### (a) Discussion
A normal distribution is unbounded on both sides, which conflicts with the fact that song durations can never be negative and often cluster within a certain range. Furthermore, song durations tend to exhibit some degree of right skew, whereas the normal distribution assumes symmetry around the mean, suggesting the normal model may not be the most suitable for this feature.

In [1]:
import pandas as pd
import numpy as np
from scipy.stats import norm



In [2]:
df = pd.read_csv("ds4420_spotify.csv") 
durations = df["duration_s"]         

# MLEs for Normal(µ, σ)
mu_hat = durations.mean()
sigma_hat = durations.std(ddof=1) 

print(f"Estimated mu (seconds):    {mu_hat:.2f}")
print(f"Estimated sigma (seconds): {sigma_hat:.2f}")

# Calculate probabilities
# (a) Probability duration > 4 minutes (240 seconds)
p_longer_than_4 = 1 - norm.cdf(240, loc=mu_hat, scale=sigma_hat)
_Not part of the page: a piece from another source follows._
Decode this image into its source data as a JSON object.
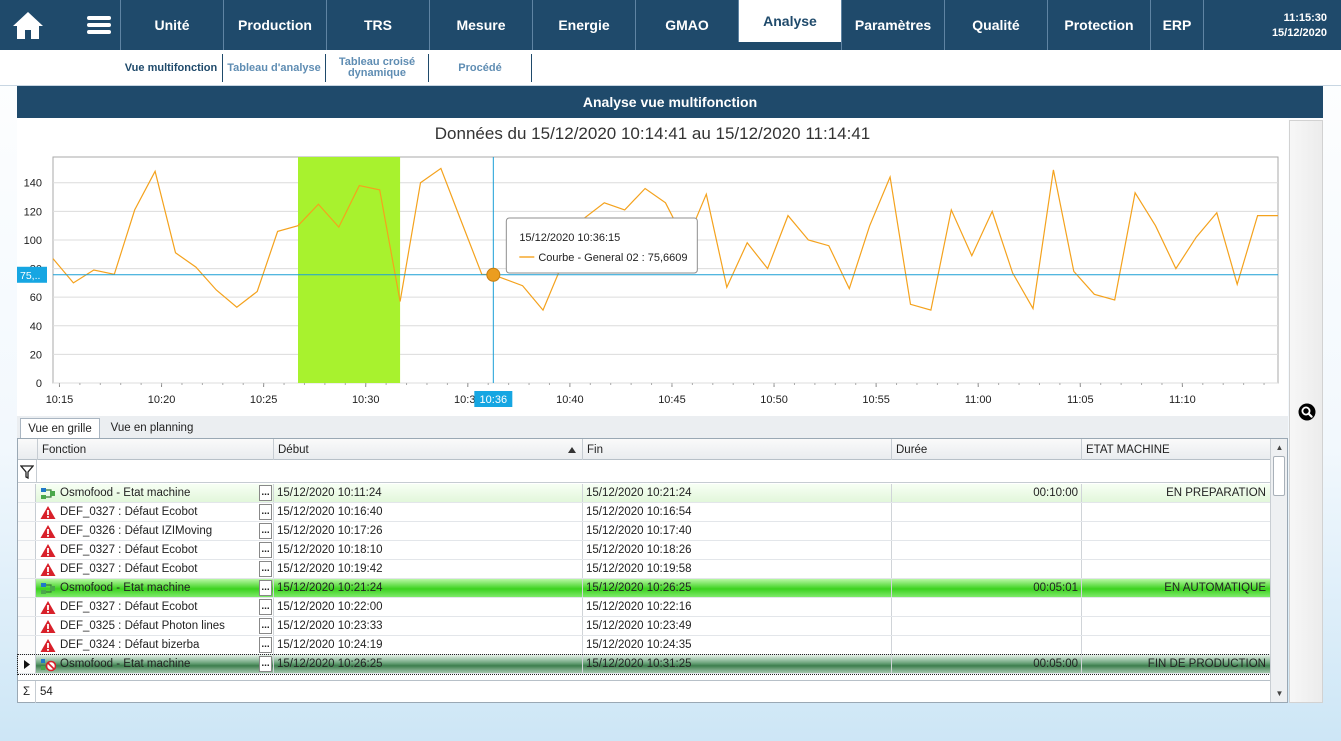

# (b) Probability duration is between 2 (120s) and 5 (300s) minutes
p_between_2_5 = norm.cdf(300, loc=mu_hat, scale=sigma_hat) - norm.cdf(120, loc=mu_hat, scale=sigma_hat)

# (c) Probability duration < 1 minute (60 seconds)
p_less_than_1 = norm.cdf(60, loc=mu_hat, scale=sigma_hat)

print(f"P(X > 4 min)         = {p_longer_than_4:.4f}")
print(f"P(2 min < X < 5 min) = {p_between_2_5:.4f}")
print(f"P(X < 1 min)         = {p_less_than_1:.4f}")

Estimated mu (seconds):    233.83
Estimated sigma (seconds): 87.81
P(X > 4 min)         = 0.4720
P(2 min < X < 5 min) = 0.6770
P(X < 1 min)         = 0.0239